Uno dei luoghi comuni più duri a morire circa l'esperanto è la mancanza di cultura e di letteratura. Convinzione di molti priva di fondamento, poiché nella sua storia il movimento esperantista ha visto crescere autori di prosa e poesia che hanno dato sempre maggiore lustro alla lingua.

Le prime opere in esperanto sono dello stesso Zamenhof, che presentando la propria lingua al mondo, aveva pubblicato anche traduzioni e testi originali in esperanto. Gli autori di riferimento nel mondo esperantista sono tanti: francesi (Waringhien), ungheresi (Kalocsay, Baghy), scozzesi (Auld) per citarne alcuni. Tanti scrittori provenienti da diverse parti del mondo e da diverse culture hanno creato una letteratura che si caratterizza per varietà di temi, di storie, di stili. L'esperanto è multiculturale.

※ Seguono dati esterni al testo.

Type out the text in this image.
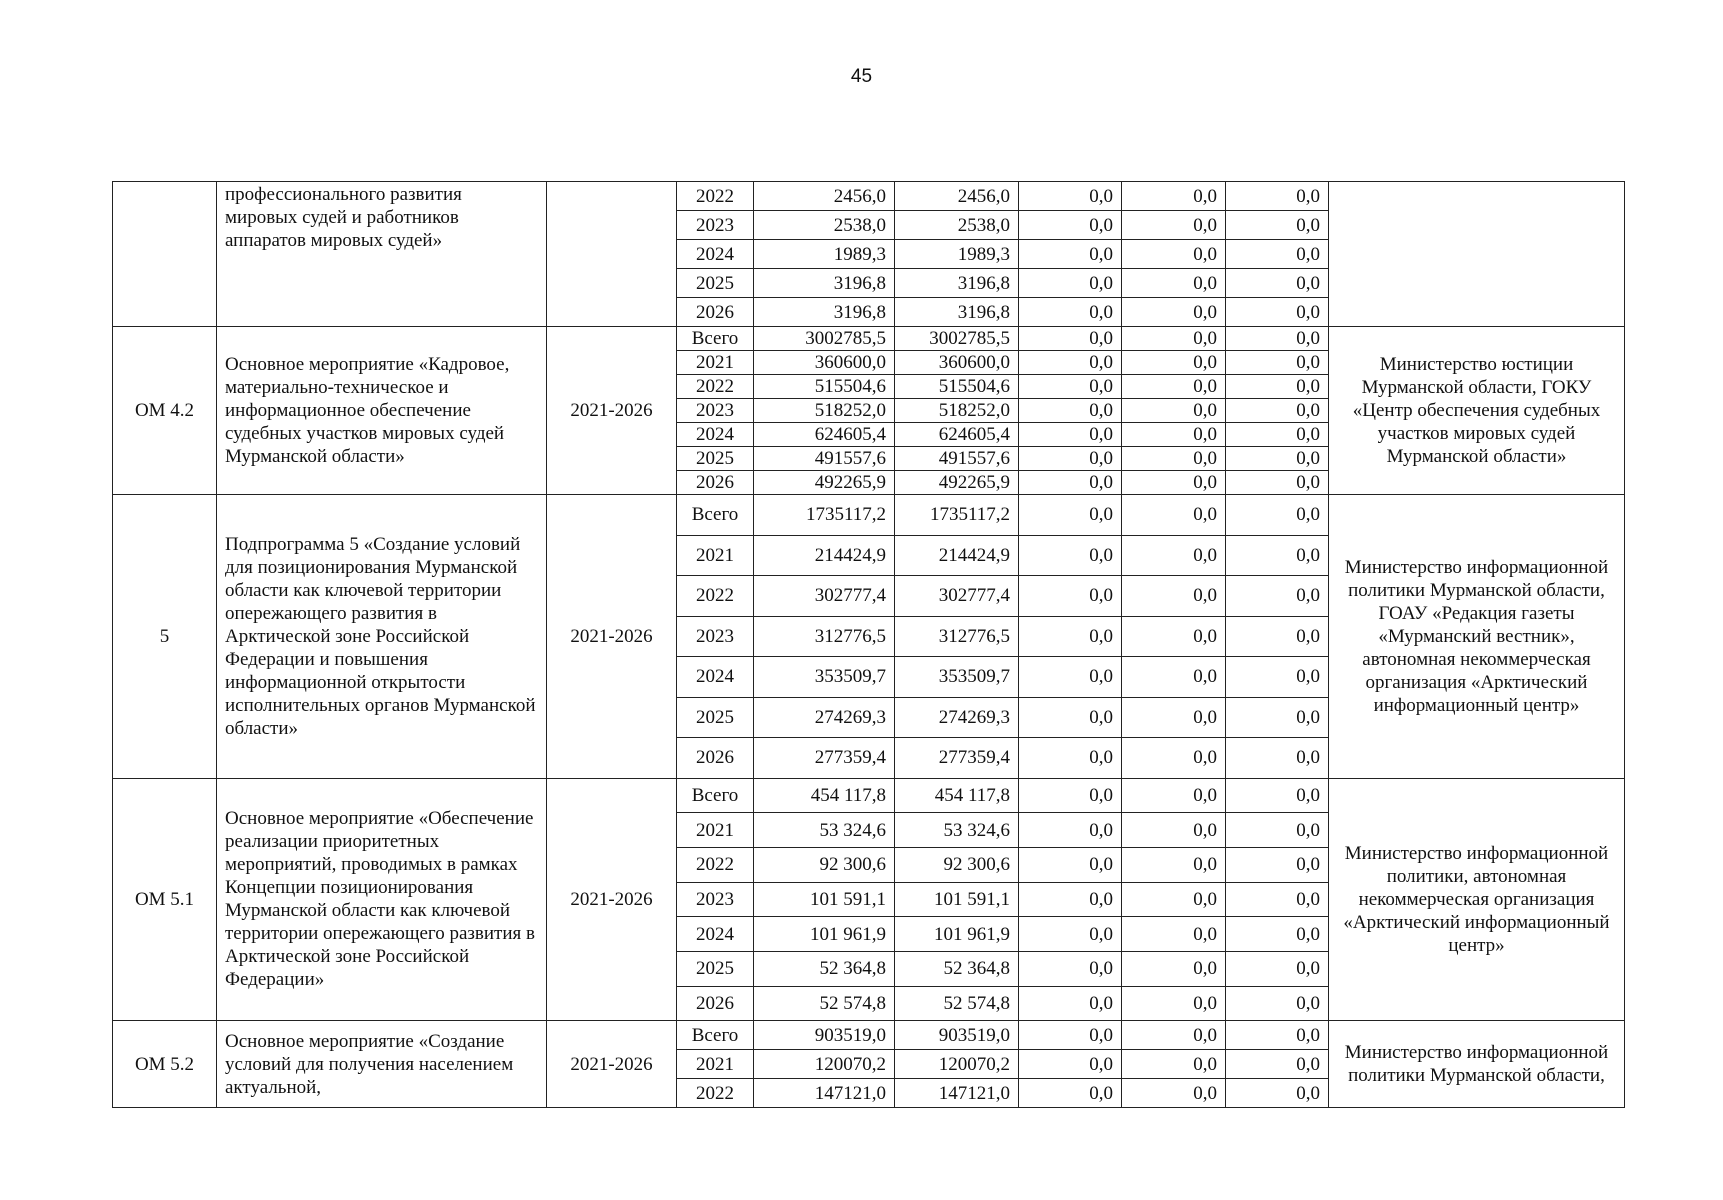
45
	профессионального развития мировых судей и работников аппаратов мировых судей»		2022	2456,0	2456,0	0,0	0,0	0,0	
			2023	2538,0	2538,0	0,0	0,0	0,0	
			2024	1989,3	1989,3	0,0	0,0	0,0	
			2025	3196,8	3196,8	0,0	0,0	0,0	
			2026	3196,8	3196,8	0,0	0,0	0,0	
ОМ 4.2	Основное мероприятие «Кадровое, материально-техническое и информационное обеспечение судебных участков мировых судей Мурманской области»	2021-2026	Всего	3002785,5	3002785,5	0,0	0,0	0,0	Министерство юстиции Мурманской области, ГОКУ «Центр обеспечения судебных участков мировых судей Мурманской области»
			2021	360600,0	360600,0	0,0	0,0	0,0	
			2022	515504,6	515504,6	0,0	0,0	0,0	
			2023	518252,0	518252,0	0,0	0,0	0,0	
			2024	624605,4	624605,4	0,0	0,0	0,0	
			2025	491557,6	491557,6	0,0	0,0	0,0	
			2026	492265,9	492265,9	0,0	0,0	0,0	
5	Подпрограмма 5 «Создание условий для позиционирования Мурманской области как ключевой территории опережающего развития в Арктической зоне Российской Федерации и повышения информационной открытости исполнительных органов Мурманской области»	2021-2026	Всего	1735117,2	1735117,2	0,0	0,0	0,0	Министерство информационной политики Мурманской области, ГОАУ «Редакция газеты «Мурманский вестник», автономная некоммерческая организация «Арктический информационный центр»
			2021	214424,9	214424,9	0,0	0,0	0,0	
			2022	302777,4	302777,4	0,0	0,0	0,0	
			2023	312776,5	312776,5	0,0	0,0	0,0	
			2024	353509,7	353509,7	0,0	0,0	0,0	
			2025	274269,3	274269,3	0,0	0,0	0,0	
			2026	277359,4	277359,4	0,0	0,0	0,0	
ОМ 5.1	Основное мероприятие «Обеспечение реализации приоритетных мероприятий, проводимых в рамках Концепции позиционирования Мурманской области как ключевой территории опережающего развития в Арктической зоне Российской Федерации»	2021-2026	Всего	454 117,8	454 117,8	0,0	0,0	0,0	Министерство информационной политики, автономная некоммерческая организация «Арктический информационный центр»
			2021	53 324,6	53 324,6	0,0	0,0	0,0	
			2022	92 300,6	92 300,6	0,0	0,0	0,0	
			2023	101 591,1	101 591,1	0,0	0,0	0,0	
			2024	101 961,9	101 961,9	0,0	0,0	0,0	
			2025	52 364,8	52 364,8	0,0	0,0	0,0	
			2026	52 574,8	52 574,8	0,0	0,0	0,0	
ОМ 5.2	Основное мероприятие «Создание условий для получения населением актуальной,	2021-2026	Всего	903519,0	903519,0	0,0	0,0	0,0	Министерство информационной политики Мурманской области,
			2021	120070,2	120070,2	0,0	0,0	0,0	
			2022	147121,0	147121,0	0,0	0,0	0,0	
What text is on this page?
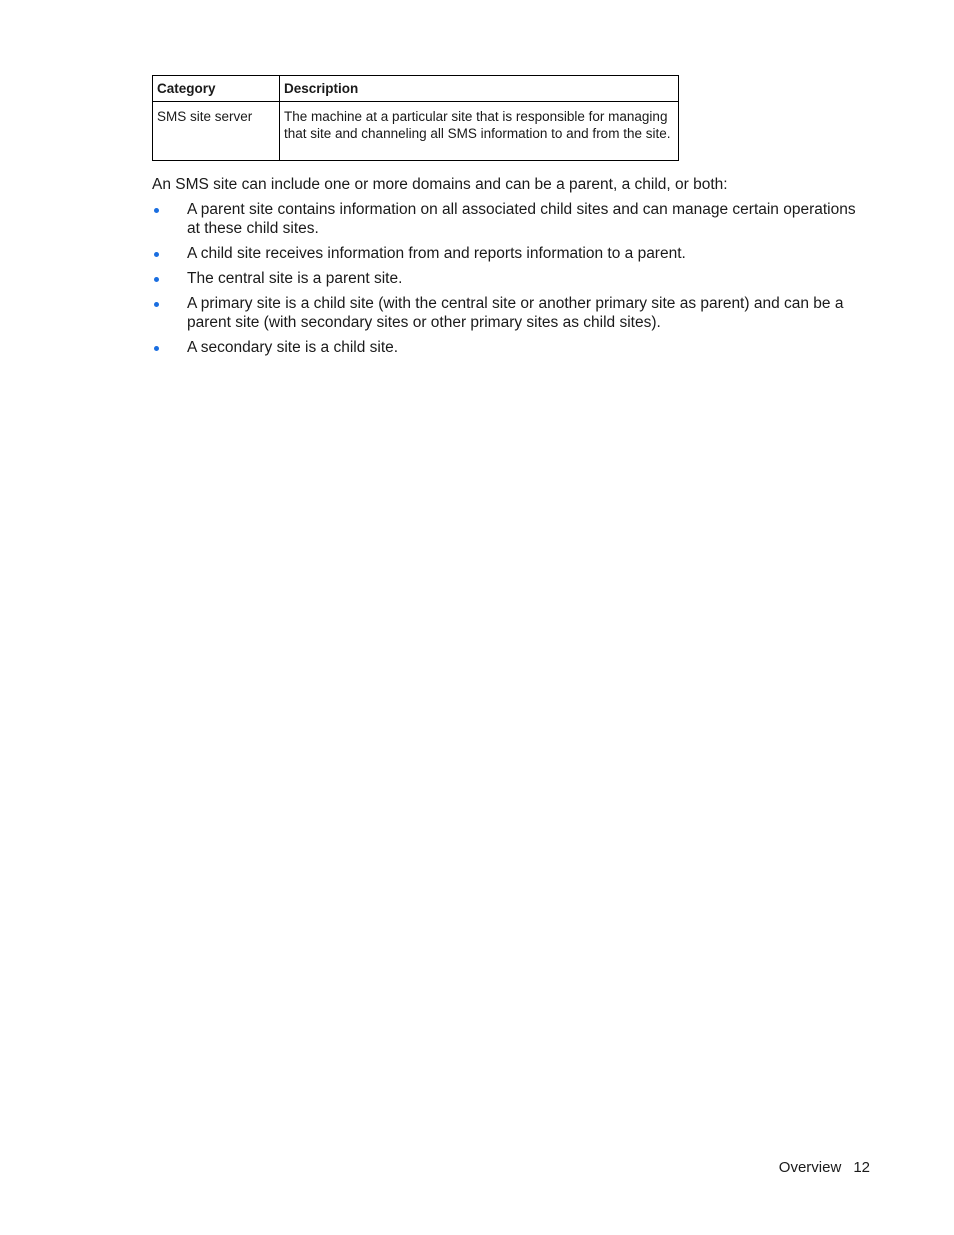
Category	Description
SMS site server	The machine at a particular site that is responsible for managing that site and channeling all SMS information to and from the site.

An SMS site can include one or more domains and can be a parent, a child, or both:

A parent site contains information on all associated child sites and can manage certain operations at these child sites.
A child site receives information from and reports information to a parent.
The central site is a parent site.
A primary site is a child site (with the central site or another primary site as parent) and can be a parent site (with secondary sites or other primary sites as child sites).
A secondary site is a child site.
Overview 12
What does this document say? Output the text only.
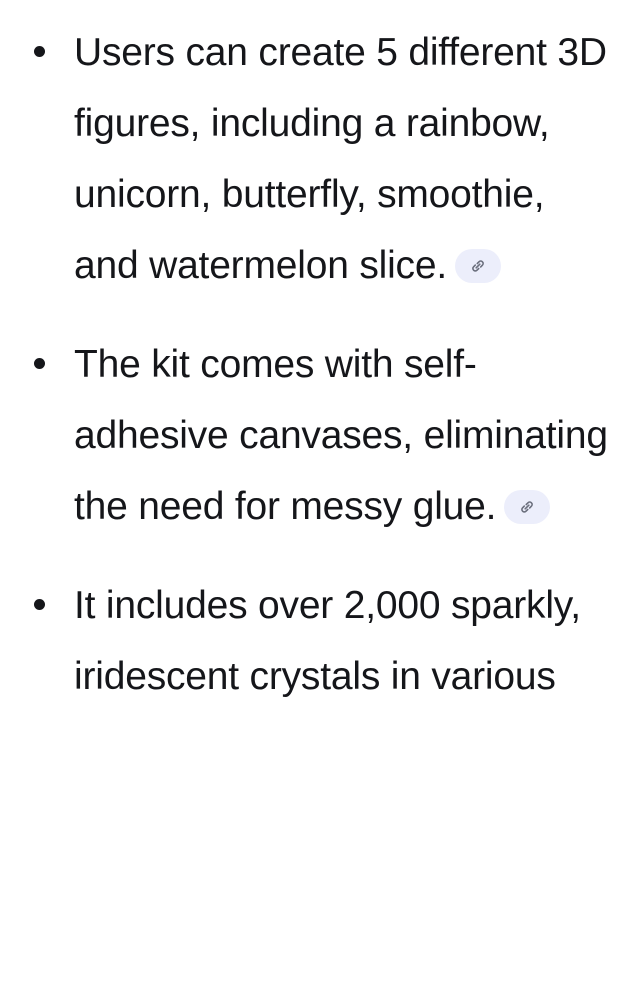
Users can create 5 different 3D figures, including a rainbow, unicorn, butterfly, smoothie, and watermelon slice.
The kit comes with self-adhesive canvases, eliminating the need for messy glue.
It includes over 2,000 sparkly, iridescent crystals in various
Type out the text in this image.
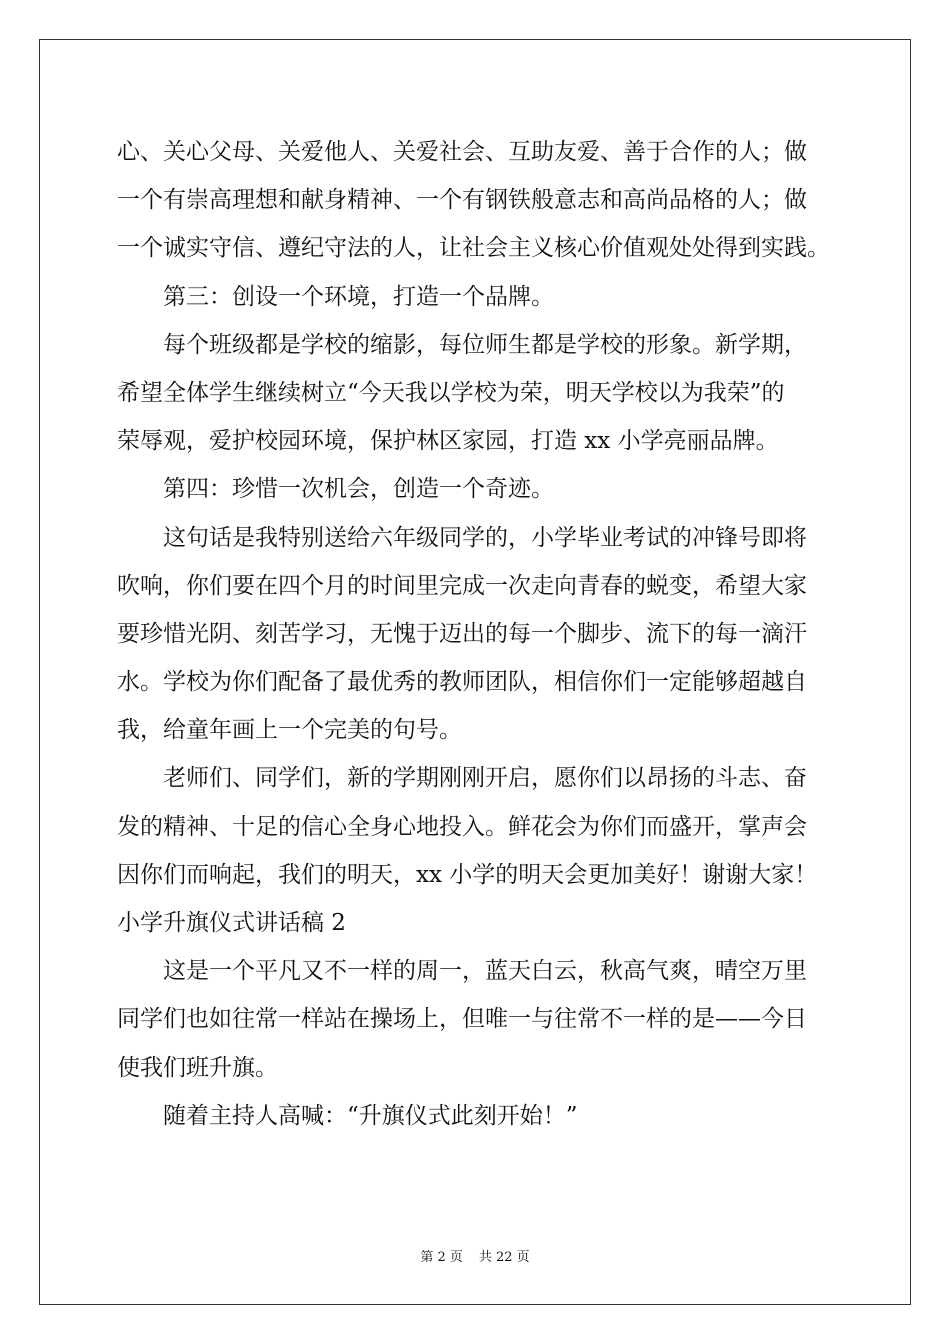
心、关心父母、关爱他人、关爱社会、互助友爱、善于合作的人；做
一个有崇高理想和献身精神、一个有钢铁般意志和高尚品格的人；做
一个诚实守信、遵纪守法的人，让社会主义核心价值观处处得到实践。
第三：创设一个环境，打造一个品牌。
每个班级都是学校的缩影，每位师生都是学校的形象。新学期，
希望全体学生继续树立“今天我以学校为荣，明天学校以为我荣”的
荣辱观，爱护校园环境，保护林区家园，打造 xx 小学亮丽品牌。
第四：珍惜一次机会，创造一个奇迹。
这句话是我特别送给六年级同学的，小学毕业考试的冲锋号即将
吹响，你们要在四个月的时间里完成一次走向青春的蜕变，希望大家
要珍惜光阴、刻苦学习，无愧于迈出的每一个脚步、流下的每一滴汗
水。学校为你们配备了最优秀的教师团队，相信你们一定能够超越自
我，给童年画上一个完美的句号。
老师们、同学们，新的学期刚刚开启，愿你们以昂扬的斗志、奋
发的精神、十足的信心全身心地投入。鲜花会为你们而盛开，掌声会
因你们而响起，我们的明天，xx 小学的明天会更加美好！谢谢大家！
小学升旗仪式讲话稿 2
这是一个平凡又不一样的周一，蓝天白云，秋高气爽，晴空万里
同学们也如往常一样站在操场上，但唯一与往常不一样的是——今日
使我们班升旗。
随着主持人高喊：“升旗仪式此刻开始！”
第 2 页 共 22 页
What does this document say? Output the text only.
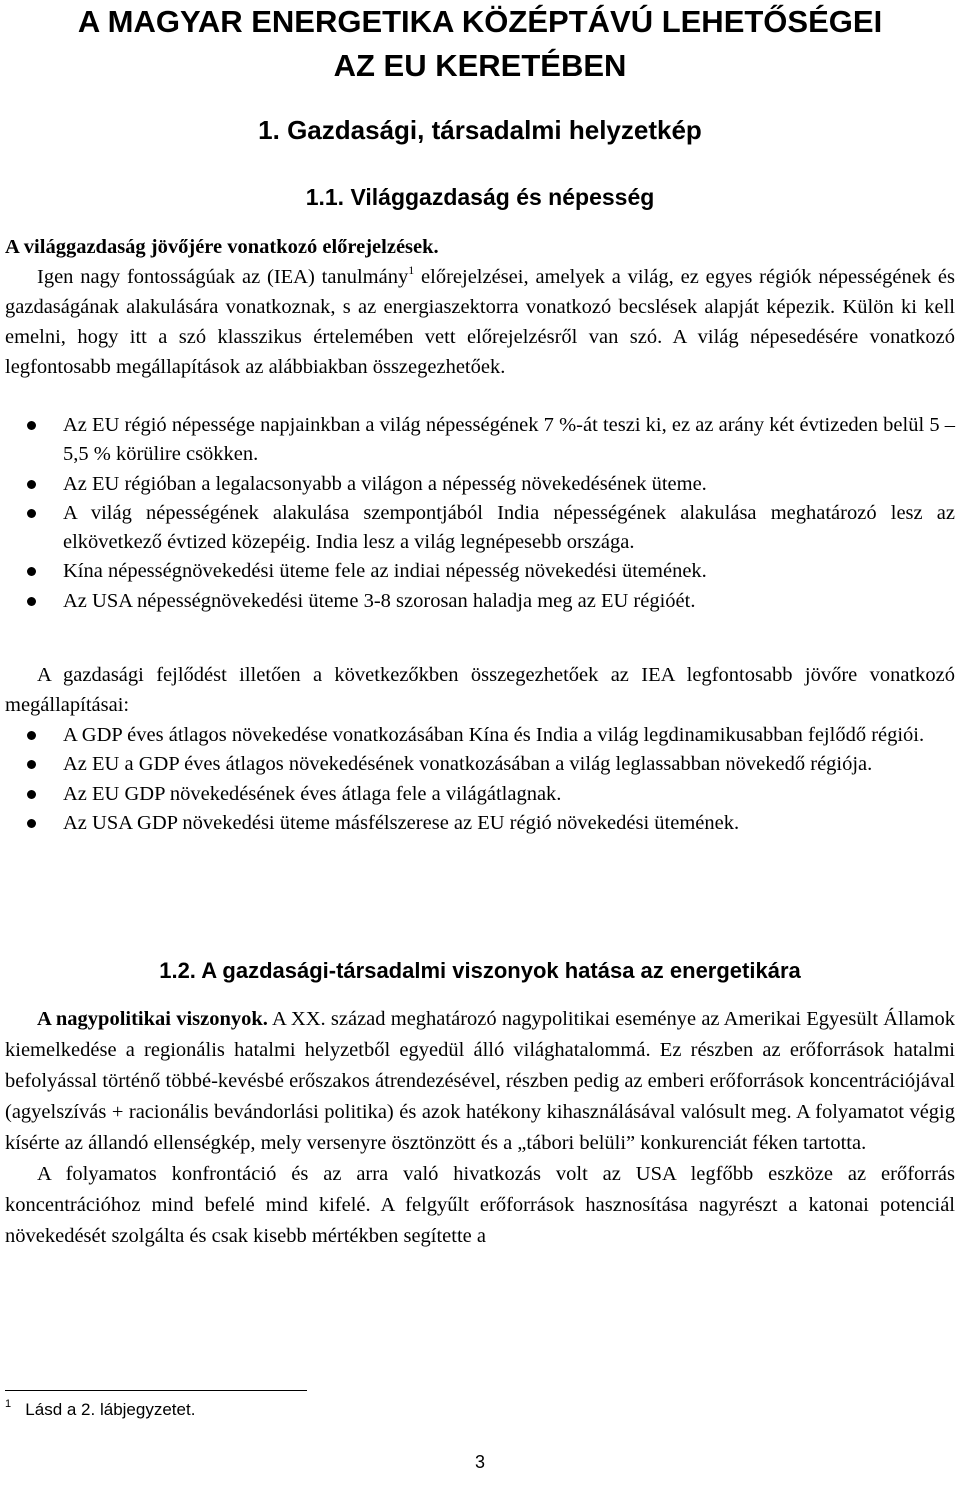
A MAGYAR ENERGETIKA KÖZÉPTÁVÚ LEHETŐSÉGEI
AZ EU KERETÉBEN
1. Gazdasági, társadalmi helyzetkép
1.1. Világgazdaság és népesség

A világgazdaság jövőjére vonatkozó előrejelzések.

Igen nagy fontosságúak az (IEA) tanulmány$^1$ előrejelzései, amelyek a világ, ez egyes régiók népességének és gazdaságának alakulására vonatkoznak, s az energiaszektorra vonatkozó becslések alapját képezik. Külön ki kell emelni, hogy itt a szó klasszikus értelemében vett előrejelzésről van szó. A világ népesedésére vonatkozó legfontosabb megállapítások az alábbiakban összegezhetőek.

Az EU régió népessége napjainkban a világ népességének 7 %-át teszi ki, ez az arány két évtizeden belül 5 – 5,5 % körülire csökken.
Az EU régióban a legalacsonyabb a világon a népesség növekedésének üteme.
A világ népességének alakulása szempontjából India népességének alakulása meghatározó lesz az elkövetkező évtized közepéig. India lesz a világ legnépesebb országa.
Kína népességnövekedési üteme fele az indiai népesség növekedési ütemének.
Az USA népességnövekedési üteme 3-8 szorosan haladja meg az EU régióét.

A gazdasági fejlődést illetően a következőkben összegezhetőek az IEA legfontosabb jövőre vonatkozó megállapításai:

A GDP éves átlagos növekedése vonatkozásában Kína és India a világ legdinamikusabban fejlődő régiói.
Az EU a GDP éves átlagos növekedésének vonatkozásában a világ leglassabban növekedő régiója.
Az EU GDP növekedésének éves átlaga fele a világátlagnak.
Az USA GDP növekedési üteme másfélszerese az EU régió növekedési ütemének.
1.2. A gazdasági-társadalmi viszonyok hatása az energetikára

A nagypolitikai viszonyok. A XX. század meghatározó nagypolitikai eseménye az Amerikai Egyesült Államok kiemelkedése a regionális hatalmi helyzetből egyedül álló világhatalommá. Ez részben az erőforrások hatalmi befolyással történő többé-kevésbé erőszakos átrendezésével, részben pedig az emberi erőforrások koncentrációjával (agyelszívás + racionális bevándorlási politika) és azok hatékony kihasználásával valósult meg. A folyamatot végig kísérte az állandó ellenségkép, mely versenyre ösztönzött és a „tábori belüli” konkurenciát féken tartotta.

A folyamatos konfrontáció és az arra való hivatkozás volt az USA legfőbb eszköze az erőforrás koncentrációhoz mind befelé mind kifelé. A felgyűlt erőforrások hasznosítása nagyrészt a katonai potenciál növekedését szolgálta és csak kisebb mértékben segítette a

$^1$ Lásd a 2. lábjegyzetet.
3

Notizia recente è per esempio l'edizione italiana di “Robinson in Siberia”. Il titolo può dire poco. Basta aggiungere, però, che è stato scritto dall'esperantista Tivadar Soros, padre del famoso milionario, e narra della sua rocambolesca fuga dalla Siberia e la storia si tinge di avventura. Un libro del 1923, edito con il titolo Modernaj Robinzonoj (Robinson Moderni) ma tuttora attuale. La letteratura esperantista, quindi, non è una realtà impermeabile, influenza ed è influenzata. Anche Jules Verne ha scritto un romanzo (Vojage d'étude), rimasto incompiuto, in cui uno dei personaggi è un esperantista. Ma questa è già un'altra storia.